Надеваю маску, чувствую лёгкий зуд, связанный с «доработкой» организма. Зуд прекратился быстро, но зато началось преобразование одежды: худи и спортивные штаны быстро преобразовались в короткий хитон, а резиновые сапоги, после незначительной паузы, преобразовались в эндромиды, то есть высокие сапоги с открытыми пальцами и войлочной подошвой. Выглядит не очень практично, учитывая сложную шнуровку, но чувствовалось, что моим ногам в них удобнее.
Бабушка и Ани смотрят на меня удивлённо, но от комментариев воздерживаются.
Огибаю жилое здание и подхожу к своей ласточке.
— Прелестная, прости, не виделись давно… — прошептал я, погладив капот своей Тойоты.
Извлекаю из багажника прямой меч, добытый в Эрмитаже. Рубин на гарде блеснул от луча Солнца, не столь уж частого в этом городе гостя.
Смотрю на меч и желаю, чтобы он стал удобнее. Но этого и не потребовалось, потому что не успел я сформулировать мысль, как оружие начало стремительно укорачиваться и изгибаться. Спустя десяток секунд, в руках у меня был классический копис, предназначенный для интенсивной рубки. Рукоять золочёная, ножны стали простыми, но зато сразу с перевязью для ношения на ремне. Отлично!
Закрепляю свой новый меч на поясе и произношу:
— Хотел бы я, чтобы ты всегда был со мной.
Подкрепляю слова искренним желанием, поэтому в следующий миг ноги мои подкашиваются и я едва успеваю опереться на кузов машины.
Слабость проходит довольно быстро, минуты две-три помутнения в глазах, ещё минут пять слабости, а потом отпустило.
Неприятные ощущения, зато теперь у меня есть постоянный копис. Вот бы к нему ещё и щит…
Об огнестрельном оружии даже думать не хочется. Ведь теперь, когда мы одни, стрелять — это звать окрестных мертвецов на обед.
— Не вздумай даже, разрешения не спросив, заговорить, — предупредил я Ани.

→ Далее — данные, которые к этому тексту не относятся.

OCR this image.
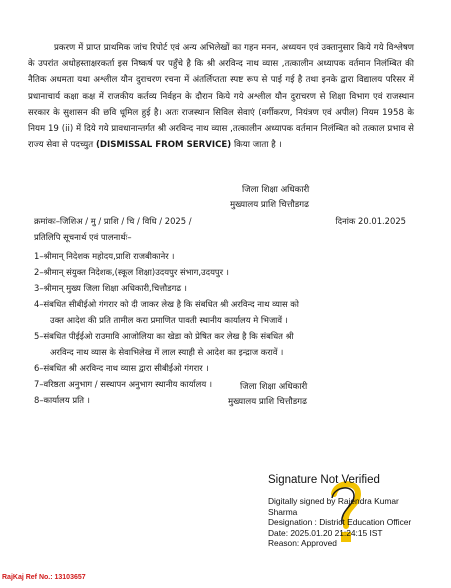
प्रकरण में प्राप्त प्राथमिक जांच रिपोर्ट एवं अन्य अभिलेखों का गहन मनन, अध्ययन एवं उक्तानुसार किये गये विश्लेषण के उपरांत अधोहस्ताक्षरकर्ता इस निष्कर्ष पर पहुँचे है कि श्री अरविन्द नाथ व्यास ,तत्कालीन अध्यापक वर्तमान निलंम्बित की नैतिक अधमता यथा अश्लील यौन दुराचरण रचना में अंतर्लिप्तता स्पष्ट रूप से पाई गई है तथा इनके द्वारा विद्यालय परिसर में प्रधानाचार्य कक्षा कक्ष में राजकीय कर्तव्य निर्वहन के दौरान किये गये अश्लील यौन दुराचरण से शिक्षा विभाग एवं राजस्थान सरकार के सुशासन की छवि धूमिल हुई है। अतः राजस्थान सिविल सेवाएं (वर्गीकरण, नियंत्रण एवं अपील) नियम 1958 के नियम 19 (ii) में दिये गये प्रावधानान्तर्गत श्री अरविन्द नाथ व्यास ,तत्कालीन अध्यापक वर्तमान निलंम्बित को तत्काल प्रभाव से राज्य सेवा से पदच्युत (DISMISSAL FROM SERVICE) किया जाता है ।

जिला शिक्षा अधिकारी
मुख्यालय प्राशि चित्तौडगढ
क्रमांकः–जिशिअ / मु / प्राशि / चि / विधि / 2025 /	दिनांक 20.01.2025
प्रतिलिपि सूचनार्थ एवं पालनार्थः–
1–श्रीमान् निदेशक महोदय,प्राशि राजबीकानेर ।
2–श्रीमान् संयुक्त निदेशक,(स्कूल शिक्षा)उदयपुर संभाग,उदयपुर ।
3–श्रीमान् मुख्य जिला शिक्षा अधिकारी,चित्तौडगढ ।
4–संबधित सीबीईओ गंगरार को दी जाकर लेख है कि संबधित श्री अरविन्द नाथ व्यास को
उक्त आदेश की प्रति तामील करा प्रमाणित पावती स्थानीय कार्यालय मे भिजावें ।
5–संबधित पीईईओ राउमावि आजोलिया का खेडा को प्रेषित कर लेख है कि संबधित श्री
अरविन्द नाथ व्यास के सेवाभिलेख में लाल स्याही से आदेश का इन्द्राज करावें ।
6–संबधित श्री अरविन्द नाथ व्यास द्वारा सीबीईओ गंगरार ।
7–वरिष्ठता अनुभाग / सस्थापन अनुभाग स्थानीय कार्यालय ।
8–कार्यालय प्रति ।
जिला शिक्षा अधिकारी
मुख्यालय प्राशि चित्तौडगढ
Signature Not Verified
Digitally signed by Rajendra Kumar
Sharma
Designation : District Education Officer
Date: 2025.01.20 21:24:15 IST
Reason: Approved
RajKaj Ref No.: 13103657
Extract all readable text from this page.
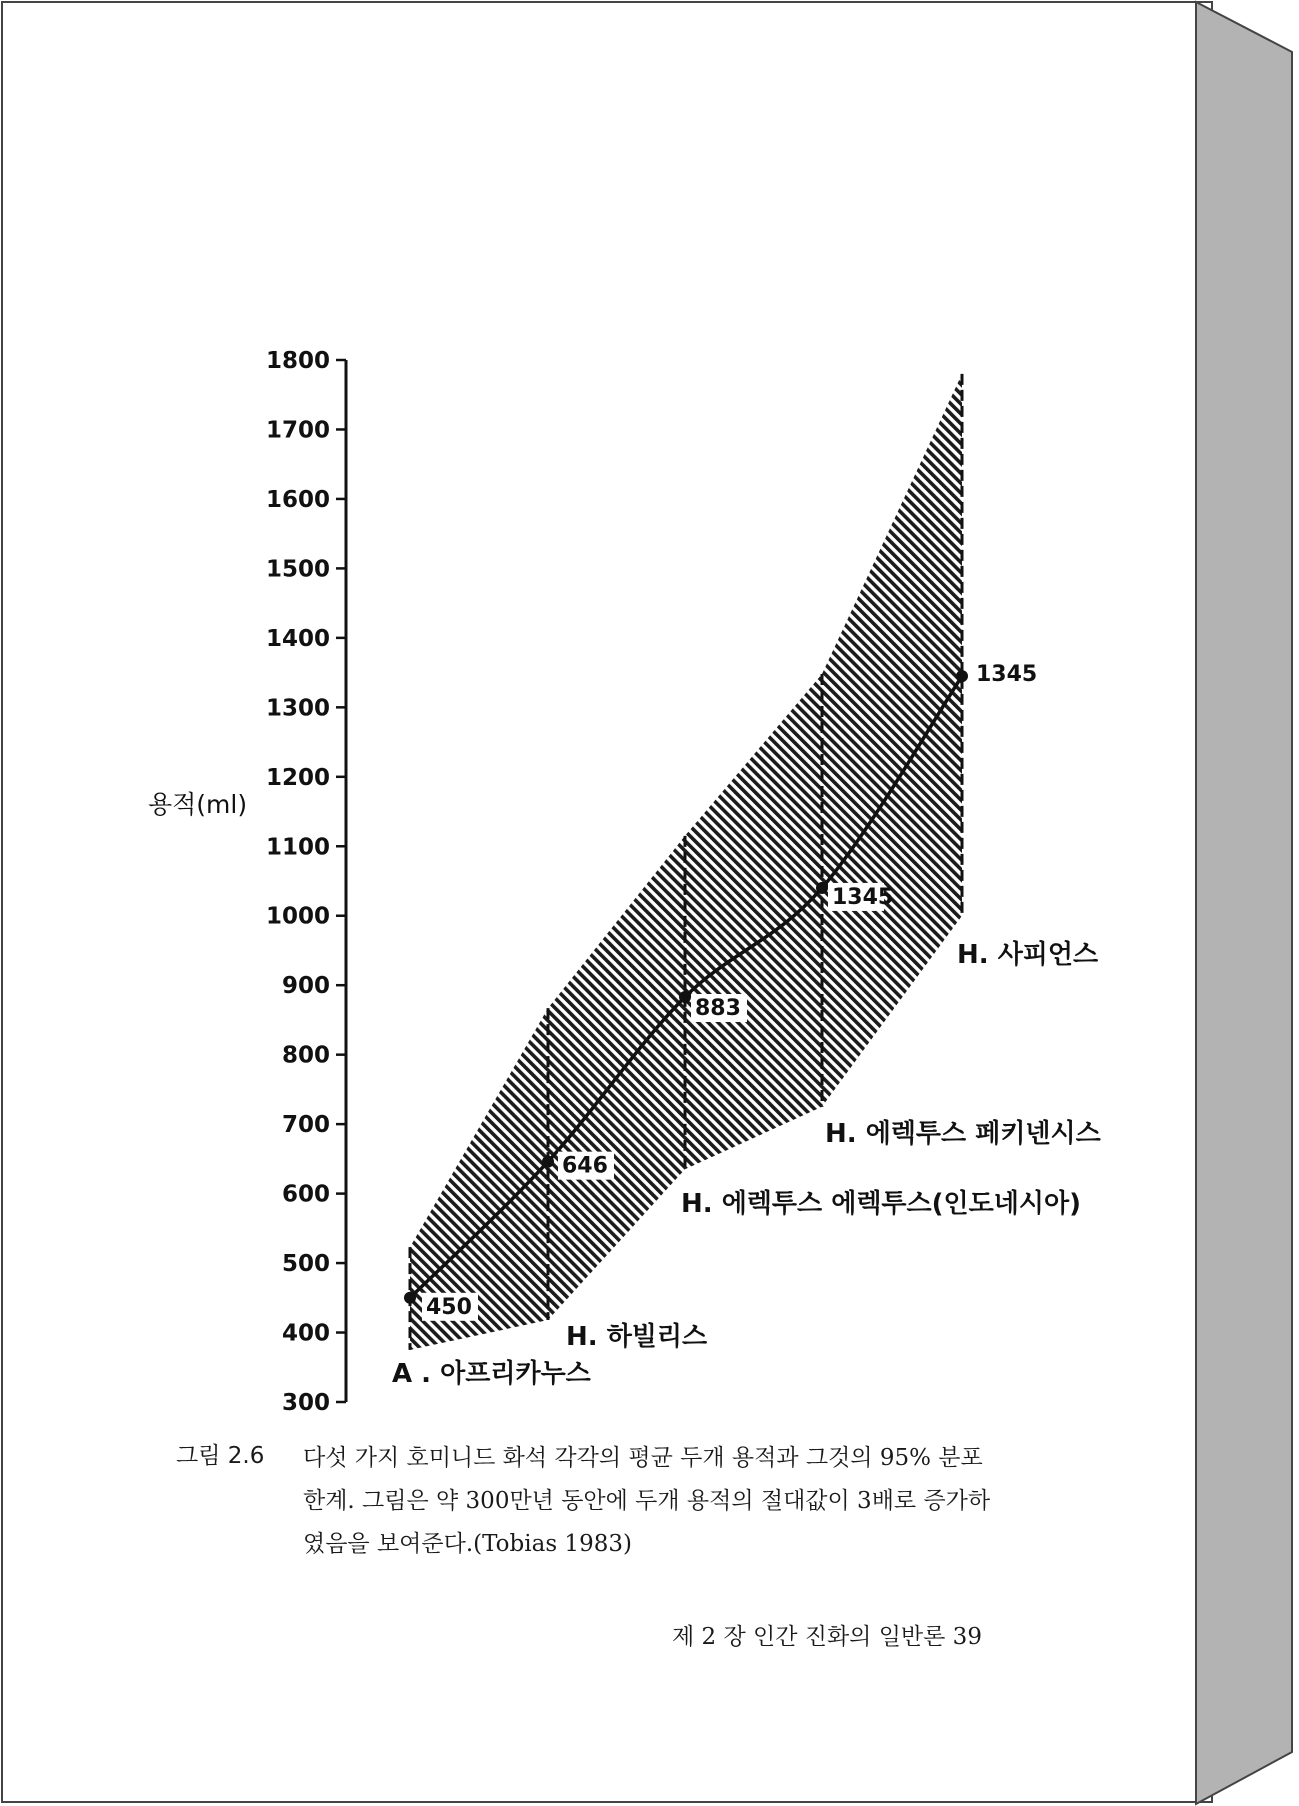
300
400
500
600
700
800
900
1000
1100
1200
1300
1400
1500
1600
1700
1800
용적(ml)
450
646
883
1345
1345
A . 아프리카누스
H. 하빌리스
H. 에렉투스 에렉투스(인도네시아)
H. 에렉투스 페키넨시스
H. 사피언스
그림 2.6 다섯 가지 호미니드 화석 각각의 평균 두개 용적과 그것의 95% 분포
한계. 그림은 약 300만년 동안에 두개 용적의 절대값이 3배로 증가하
였음을 보여준다.(Tobias 1983)
제 2 장 인간 진화의 일반론 39
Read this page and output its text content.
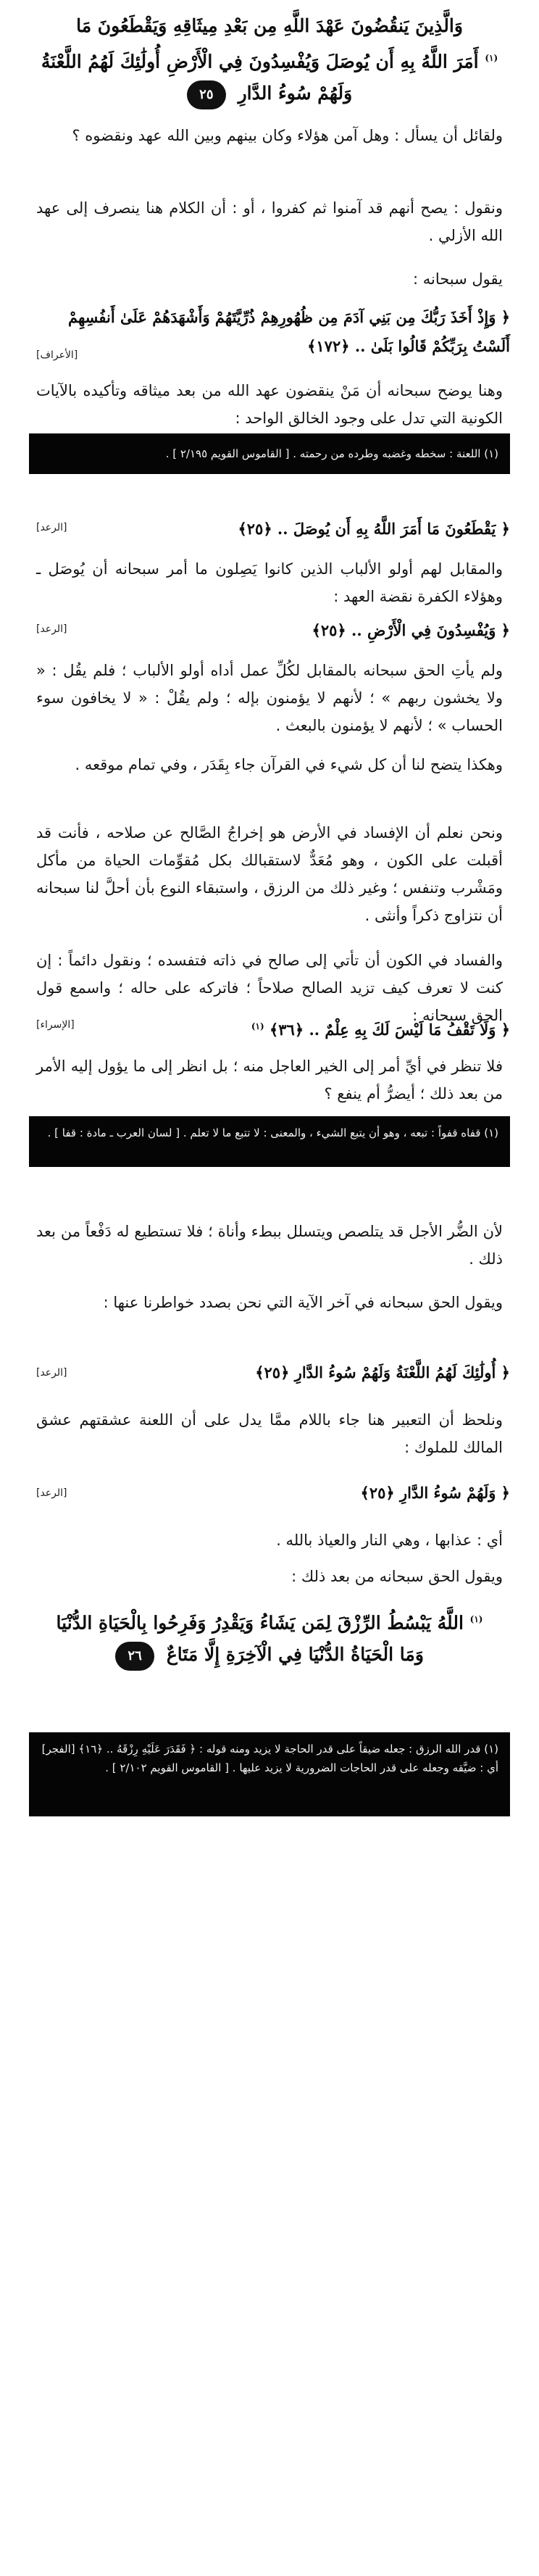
وَالَّذِينَ يَنقُضُونَ عَهْدَ اللَّهِ مِن بَعْدِ مِيثَاقِهِ وَيَقْطَعُونَ مَا
$^{(١)}$ أَمَرَ اللَّهُ بِهِ أَن يُوصَلَ وَيُفْسِدُونَ فِي الْأَرْضِ أُولَٰئِكَ لَهُمُ اللَّعْنَةُ
وَلَهُمْ سُوءُ الدَّارِ ٢٥
ولقائل أن يسأل : وهل آمن هؤلاء وكان بينهم وبين الله عهد ونقضوه ؟
ونقول : يصح أنهم قد آمنوا ثم كفروا ، أو : أن الكلام هنا ينصرف إلى عهد الله الأزلي .
يقول سبحانه :
﴿ وَإِذْ أَخَذَ رَبُّكَ مِن بَنِي آدَمَ مِن ظُهُورِهِمْ ذُرِّيَّتَهُمْ وَأَشْهَدَهُمْ عَلَىٰ أَنفُسِهِمْ أَلَسْتُ بِرَبِّكُمْ قَالُوا بَلَىٰ .. ﴿١٧٢﴾
[الأعراف]
وهنا يوضح سبحانه أن مَنْ ينقضون عهد الله من بعد ميثاقه وتأكيده بالآيات الكونية التي تدل على وجود الخالق الواحد :
(١) اللعنة : سخطه وغضبه وطرده من رحمته . [ القاموس القويم ٢/١٩٥ ] .
﴿ يَقْطَعُونَ مَا أَمَرَ اللَّهُ بِهِ أَن يُوصَلَ .. ﴿٢٥﴾
[الرعد]
والمقابل لهم أولو الألباب الذين كانوا يَصِلون ما أمر سبحانه أن يُوصَل ـ وهؤلاء الكفرة نقضة العهد :
﴿ وَيُفْسِدُونَ فِي الْأَرْضِ .. ﴿٢٥﴾
[الرعد]
ولم يأتِ الحق سبحانه بالمقابل لكُلِّ عمل أداه أولو الألباب ؛ فلم يقُل : « ولا يخشون ربهم » ؛ لأنهم لا يؤمنون بإله ؛ ولم يقُلْ : « لا يخافون سوء الحساب » ؛ لأنهم لا يؤمنون بالبعث .
وهكذا يتضح لنا أن كل شيء في القرآن جاء بِقَدَر ، وفي تمام موقعه .
ونحن نعلم أن الإفساد في الأرض هو إخراجُ الصَّالح عن صلاحه ، فأنت قد أقبلت على الكون ، وهو مُعَدٌّ لاستقبالك بكل مُقوِّمات الحياة من مأكل ومَشْرب وتنفس ؛ وغير ذلك من الرزق ، واستبقاء النوع بأن أحلَّ لنا سبحانه أن نتزاوج ذكراً وأنثى .
والفساد في الكون أن تأتي إلى صالح في ذاته فتفسده ؛ ونقول دائماً : إن كنت لا تعرف كيف تزيد الصالح صلاحاً ؛ فاتركه على حاله ؛ واسمع قول الحق سبحانه :
﴿ وَلَا تَقْفُ مَا لَيْسَ لَكَ بِهِ عِلْمٌ .. ﴿٣٦﴾ $^{(١)}$
[الإسراء]
فلا تنظر في أيِّ أمر إلى الخير العاجل منه ؛ بل انظر إلى ما يؤول إليه الأمر من بعد ذلك ؛ أيضرُّ أم ينفع ؟
(١) قفاه قفواً : تبعه ، وهو أن يتبع الشيء ، والمعنى : لا تتبع ما لا تعلم . [ لسان العرب ـ مادة : قفا ] .
لأن الضُّر الأجل قد يتلصص ويتسلل ببطء وأناة ؛ فلا تستطيع له دَفْعاً من بعد ذلك .
ويقول الحق سبحانه في آخر الآية التي نحن بصدد خواطرنا عنها :
﴿ أُولَٰئِكَ لَهُمُ اللَّعْنَةُ وَلَهُمْ سُوءُ الدَّارِ ﴿٢٥﴾
[الرعد]
ونلحظ أن التعبير هنا جاء باللام ممَّا يدل على أن اللعنة عشقتهم عشق المالك للملوك :
﴿ وَلَهُمْ سُوءُ الدَّارِ ﴿٢٥﴾
[الرعد]
أي : عذابها ، وهي النار والعياذ بالله .
ويقول الحق سبحانه من بعد ذلك :
$^{(١)}$ اللَّهُ يَبْسُطُ الرِّزْقَ لِمَن يَشَاءُ وَيَقْدِرُ وَفَرِحُوا بِالْحَيَاةِ الدُّنْيَا
وَمَا الْحَيَاةُ الدُّنْيَا فِي الْآخِرَةِ إِلَّا مَتَاعٌ ٢٦
(١) قدر الله الرزق : جعله ضيقاً على قدر الحاجة لا يزيد ومنه قوله : ﴿ فَقَدَرَ عَلَيْهِ رِزْقَهُ .. ﴿١٦﴾ [الفجر] أي : ضيَّقه وجعله على قدر الحاجات الضرورية لا يزيد عليها . [ القاموس القويم ٢/١٠٢ ] .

Она сильно хотела что-то сказать, но сумела сдержаться. Взгляд её стал недовольным. Пусть терпит. Отца забывать не следует, а особенно того, чему любой отец должен был научить всякую благообразную деву…
— А вот теперь можешь говорить, — разрешил я ей. — И ты тоже, старая женщина.
— Вот уж спасибо, — недобро улыбнулась бабушка. — Если от тебя окажется мало толку в бою, то лучше тебя убить, чем позволять носить эту маску…
— Усомниться во мне — отчасти усомниться в древних и истинных богах, — сказал я на это, сдерживая раздражение. — За мной идите, коль желаете снискать вечной славы и щедрых даров!
Примечания:
1 — Стасим — от др. — греч. στάσιμος — стоячий, неподвижный — хоровая песня, которая исполнялась хором не в движении. Исполняется стасим в центральной части пьесы, когда хор находится в орхестре, то есть на круглой площадке театра, располагающейся перед проскеной, месте, где выступали актёры. За проскеной была скена, помещение или палатка, где актёры переодевались и наносили грим. От орхестры пошло название «оркестр», от скены слово «сцена», а проскена пошла нахрен. Обычно хор в древнегреческом театре не только пел, но ещё и танцевал, поэтому орхестра была круглой, ведь в круге легче хороводить, но потом пришли римляне и всё опошлили, сделав орхестру полукруглой, чтобы было удобнее давать гладиаторские бои.